The button will be disabled by default and will change state when the user selects or deselects one or more documents that they have permission to delete.

Angular component example

You can add the directive to any Angular component that implements the NodeAllowableOperationSubject interface (the Upload Drag Area component, for example). You can also use it in much the same way as you would with an HTML element:

<alfresco-upload-drag-area
        [rootFolderId]="..."
        [versioning]="..."
        [adf-check-allowable-operation]="'create'"
        [adf-nodes]="getCurrentDocumentListNode()">
 ...
</alfresco-upload-drag-area>

To enable your own component to work with this directive, you need to implement the NodeAllowableOperationSubject interface and also define it as an EXTENDIBLE_COMPONENT parent component, as described in the following sections.

Implementing the NodeAllowableOperationSubject interface

The component must implement the NodeAllowableOperationSubject interface which means it must have a boolean disabled property. This is the property that will be set by the directive:

import { NodePermissionSubject } from '@alfresco/adf-core';

@Component({...})
export class UploadDragAreaComponent implements NodeAllowableOperationSubject {
    public disabled: boolean = false;
}

Defining your component as an EXTENDIBLE_COMPONENT parent component

The directive will look up the component in the dependency injection tree, up to the @Host() component. The host component is typically the component that requests the dependency. However, when this component is projected into a parent component, the parent becomes the host.

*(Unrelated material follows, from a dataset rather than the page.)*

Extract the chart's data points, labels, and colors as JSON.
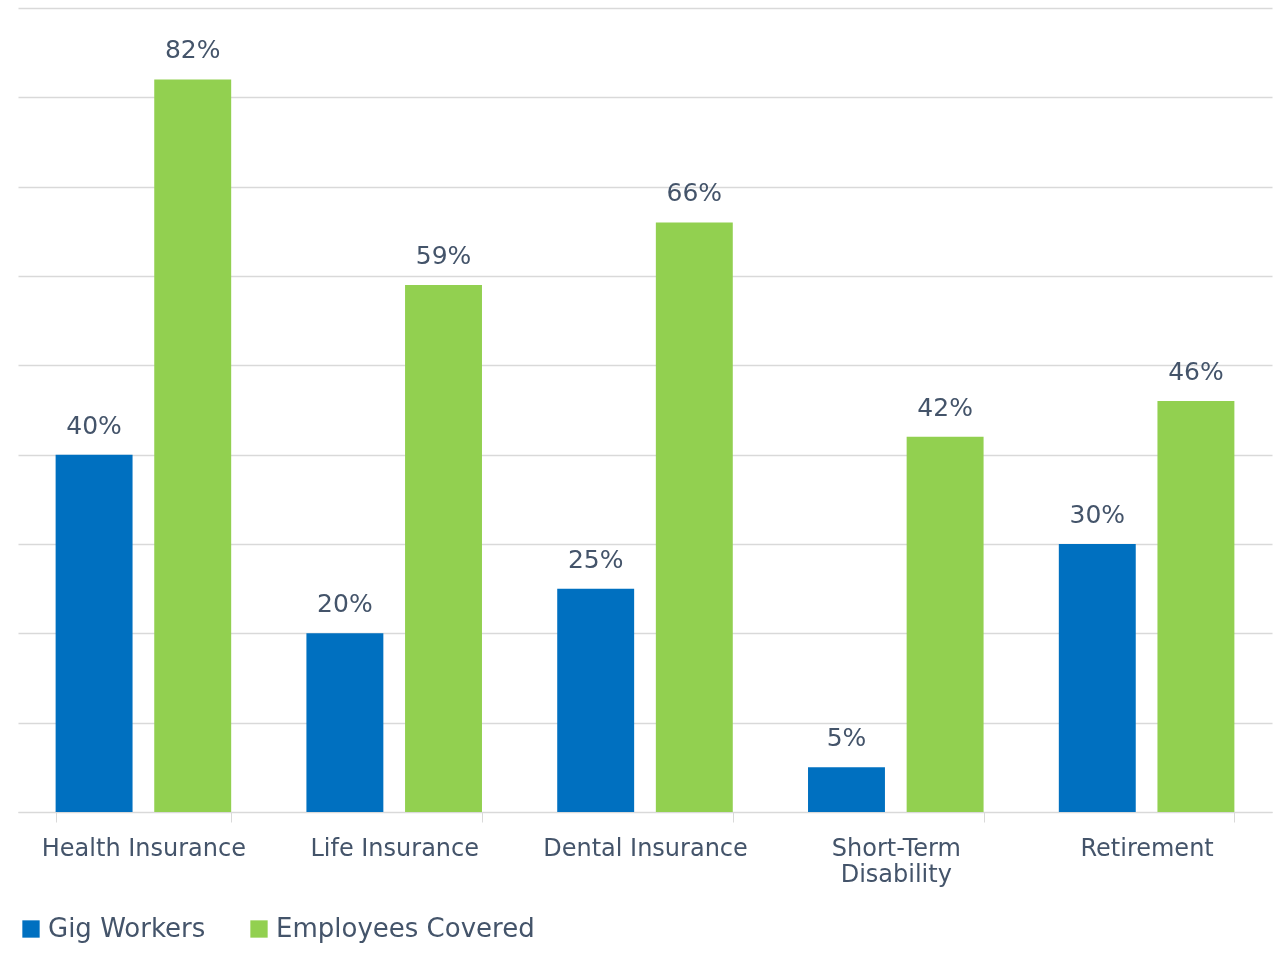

This means you must provide your component with forward referencing as the EXTENDIBLE_COMPONENT and also provide your component as a viewProvider:

import { EXTENDIBLE_COMPONENT } from '@alfresco/adf-core';

@Component({
    ...
    viewProviders: [
        { provide: EXTENDIBLE_COMPONENT, useExisting: forwardRef(() => UploadDragAreaComponent)}
    ]
})
export class UploadDragAreaComponent implements NodeAllowableOperationSubject { ... }

Note: the usage of viewProviders (instead of providers) is very important, especially if you want to use this directive on a transcluded component.